The Analects (论语) is a book of philosophy by Confucius and lays down the groundwork for much of Chinese thinking for the next 2500 years. It’s the second book I’ve read in ancient Chinese literature after the Art of War. It’s written in a somewhat different style — it has 20 chapters of varying lengths, but the chapters aren’t really organized by topic and the writing jumps around a lot.
Confucius tells you how to live your life not by appeal to religion, but rather by showing characteristics that he considers “good”, and gives examples of what is and what isn’t considered good. A few reoccuring ideas:
- junzi 君子 – exemplary person. The ideal, wise person that we should strive to be. A junzi strives to be excellent (德) and honorable (信), and not be arrogant or greedy or materialistic. He seeks knowledge, respects elders, is not afraid to speak up, and conducts himself authoritatively.
- li 礼- ritual propriety. The idea that there are certain “rituals” that society observes, and that if a leader respects them, then things will go smoothly. Kind of like the “meta” in games — modern examples would be the employer/employee relationship, or what situations do you perform a handshake with someone.
- xiao 孝 – filial responsibility. A son must respect his parents and take care of them in old age, and mourn for them for three years after their death (since for three years after birth, a child is helpless unless for his parents).
- haoxue 好学 – love of learning for the sake of learning
- ren 仁 – authorative conduct / benevolence / humanity. Basically a leader should conduct himself in a responsible manner, be fair yet firm.
- dao 道 – the way. One should forge one’s path through life.
An obvious question ([redacted] asked this) is why should we listen to Confucius if there’s no appeal either to a higher power (like the bible) or by axiomizing everything. I don’t really know, but many Chinese have studied this book and lived their lives according to its principles, so by studying it, we can better understand how Chinese think.
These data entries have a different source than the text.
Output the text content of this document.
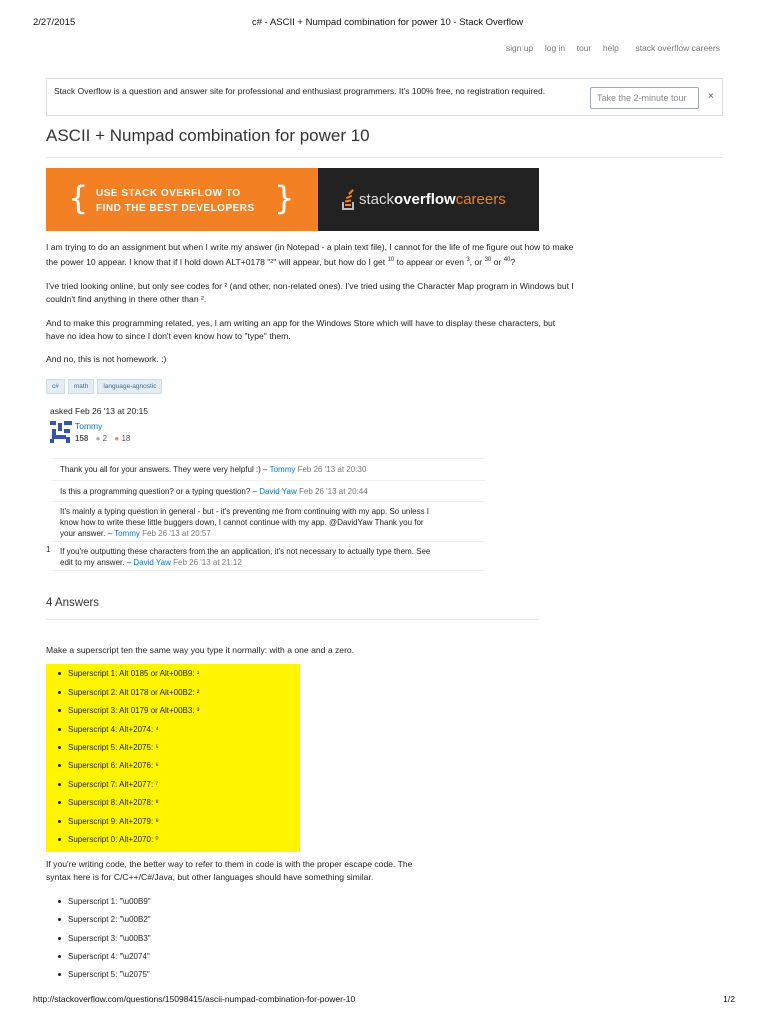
2/27/2015	c# - ASCII + Numpad combination for power 10 - Stack Overflow
sign up log in tour help stack overflow careers
Stack Overflow is a question and answer site for professional and enthusiast programmers. It's 100% free, no registration required.
Take the 2-minute tour	×
ASCII + Numpad combination for power 10
{ USE STACK OVERFLOW TO
FIND THE BEST DEVELOPERS }	stackoverflowcareers

I am trying to do an assignment but when I write my answer (in Notepad - a plain text file), I cannot for the life of me figure out how to make
the power 10 appear. I know that if I hold down ALT+0178 "²" will appear, but how do I get $^{10}$ to appear or even $^3$, or $^{30}$ or $^{40}$?

I've tried looking online, but only see codes for ² (and other, non-related ones). I've tried using the Character Map program in Windows but I
couldn't find anything in there other than ².

And to make this programming related, yes, I am writing an app for the Windows Store which will have to display these characters, but
have no idea how to since I don't even know how to "type" them.

And no, this is not homework. :)

c# math language-agnostic
asked Feb 26 '13 at 20:15
Tommy
158 ● 2 ● 18
Thank you all for your answers. They were very helpful :) – Tommy Feb 26 '13 at 20:30
Is this a programming question? or a typing question? – David Yaw Feb 26 '13 at 20:44
It's mainly a typing question in general - but - it's preventing me from continuing with my app. So unless I
know how to write these little buggers down, I cannot continue with my app. @DavidYaw Thank you for
your answer. – Tommy Feb 26 '13 at 20:57
If you're outputting these characters from the an application, it's not necessary to actually type them. See
edit to my answer. – David Yaw Feb 26 '13 at 21:12
1
4 Answers
Make a superscript ten the same way you type it normally: with a one and a zero.
Superscript 1: Alt 0185 or Alt+00B9: ¹
Superscript 2: Alt 0178 or Alt+00B2: ²
Superscript 3: Alt 0179 or Alt+00B3: ³
Superscript 4: Alt+2074: ⁴
Superscript 5: Alt+2075: ⁵
Superscript 6: Alt+2076: ⁶
Superscript 7: Alt+2077: ⁷
Superscript 8: Alt+2078: ⁸
Superscript 9: Alt+2079: ⁹
Superscript 0: Alt+2070: ⁰

If you're writing code, the better way to refer to them in code is with the proper escape code. The
syntax here is for C/C++/C#/Java, but other languages should have something similar.

Superscript 1: "\u00B9"
Superscript 2: "\u00B2"
Superscript 3: "\u00B3"
Superscript 4: "\u2074"
Superscript 5: "\u2075"
http://stackoverflow.com/questions/15098415/ascii-numpad-combination-for-power-10	1/2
I feel like the Analects tells us how an ideal Chinese is “supposed” to think, but modern Chinese people are very much the opposite. Modern Chinese people are generally very materialistic, competitive, and care about comparing themselves to people around them. [redacted] says much of what is written here is “obvious” to any Chinese person — but then why don’t they actually follow it? I guess modern Chinese society is very unequal, and one must be competitive to rise to the top to prosper. So the cynical answer is that recent economic forces override thousand-year philosophy, which is the ideal, but falls apart when push comes to shove.
The Analects is a very thought-provoking book. It’s surprising how many things Confucius said 2500 years ago is still true today. I probably missed a lot of things in my first pass through it — but this is a good starting point for further reading on Chinese philosophy and literature.